En second lieu, on peut citer la systémique (parfois appelée « science des systèmes »), chez les théoriciens de laquelle on retrouve l’idée que la solution est, la plupart du temps, indépendante du problème. Dans le même sens, dans l’approche narrative, on ne solutionne pas le problème, on le dissout ; c’est l’une des caractéristiques de la posture basse du praticien. Enfin, les notions de « paysage des relations », d’« absent implicite » (la valeur absente que le trouble émotionnel ou comportemental honore), de « témoin extérieur » etc. renvoient à une multiplicité de contextes et de points de vue.

En troisième lieu, on évoquera la philosophie politique, car il y a une critique sociale et sociologique dans l’approche narrative. Celle-ci postule en effet que la société fabrique des individus en rivalités (et que ces antagonismes empêchent l’établissement de relations ajustées) ; elle invite la personne à opérer un tri entre les valeurs imposées et ses valeurs préférées, reliées à ses capacités et ses aspirations.

En outre, on a déjà évoqué plus haut l’influence de nombreux auteurs en anthropologie et en linguistique sur la pensée de Michaël WHITE…

 

Par ailleurs, la pratique narrative fait beaucoup appel au sens (« signification »), et en cela elle s’approche de la psychanalyse. Cependant, la narrative cherche à retrouver des expériences positives – et non traumatiques.

De même, la pratique narrative relève de la psychothérapie en ce qu’elle tend à offrir une « surface réfléchissante » pour faciliter la clarification d’une question. Elle cultive une approche solutionniste, qui consiste à éviter de se focaliser sur le problème, ainsi qu’une approche comportementale, qui consiste à (re)mettre les personnes en action. Néanmoins, pour un praticien narratif, le problème d’une personne se présente comme une piste qui donne aussi sens à la vie ; en conséquence, il cherche de quel aspect positif de sa vie ce problème coupe la personne.

Enfin, la narrative entretient une relation lointaine avec le storytelling ou « l’art de raconter des histoires ». Cette technique consiste à diffuser, au sein d’une organisation, une ou plusieurs histoires à fort pouvoir séducteur. Le message véhiculé s’adresse donc d’abord aux états internes (c’est-à-dire aux ressentis) des personnes. Avec un fort critère d’efficacité, la démarche vise à séduire pour influencer ou convaincre : la narration est alors ciselée et instrumentalisée pour orienter des opinions et des comportements, selon les objectifs visés.

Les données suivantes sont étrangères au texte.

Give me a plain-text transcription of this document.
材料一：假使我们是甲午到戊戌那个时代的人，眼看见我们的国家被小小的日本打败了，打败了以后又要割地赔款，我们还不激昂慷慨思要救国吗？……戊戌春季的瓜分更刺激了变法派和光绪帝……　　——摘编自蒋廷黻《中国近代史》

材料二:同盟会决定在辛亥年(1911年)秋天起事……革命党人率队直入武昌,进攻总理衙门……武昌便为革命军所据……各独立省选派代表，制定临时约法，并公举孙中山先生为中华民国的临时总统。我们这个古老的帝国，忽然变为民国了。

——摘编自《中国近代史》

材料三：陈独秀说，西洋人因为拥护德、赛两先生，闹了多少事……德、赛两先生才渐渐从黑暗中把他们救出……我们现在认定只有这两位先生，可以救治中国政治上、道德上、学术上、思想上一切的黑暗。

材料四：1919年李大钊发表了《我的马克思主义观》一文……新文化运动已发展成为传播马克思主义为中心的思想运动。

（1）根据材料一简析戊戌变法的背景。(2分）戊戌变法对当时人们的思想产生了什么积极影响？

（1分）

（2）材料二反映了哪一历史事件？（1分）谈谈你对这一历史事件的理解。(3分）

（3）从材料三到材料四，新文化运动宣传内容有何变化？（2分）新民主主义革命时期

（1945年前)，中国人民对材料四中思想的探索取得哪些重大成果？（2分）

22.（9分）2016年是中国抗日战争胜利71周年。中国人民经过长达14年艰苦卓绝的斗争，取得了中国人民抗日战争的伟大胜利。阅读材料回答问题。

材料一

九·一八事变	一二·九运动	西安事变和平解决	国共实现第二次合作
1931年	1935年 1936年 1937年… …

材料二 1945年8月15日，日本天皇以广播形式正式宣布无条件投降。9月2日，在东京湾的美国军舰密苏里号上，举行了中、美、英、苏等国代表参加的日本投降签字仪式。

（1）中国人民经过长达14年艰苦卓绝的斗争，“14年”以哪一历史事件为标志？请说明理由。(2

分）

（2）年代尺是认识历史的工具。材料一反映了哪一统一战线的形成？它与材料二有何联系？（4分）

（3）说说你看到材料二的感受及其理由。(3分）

En narrative, toutefois, la personne détermine elle-même son histoire préférée, et la rationalité n’est pas seconde.

 

Les auteurs français revendiquent comme une richesse la porosité de l’approche narrative avec d’autres méthodes. Chez de nombreux praticiens narratifs, c’est une fertilisation réciproque des disciplines qui est souvent à l’œuvre.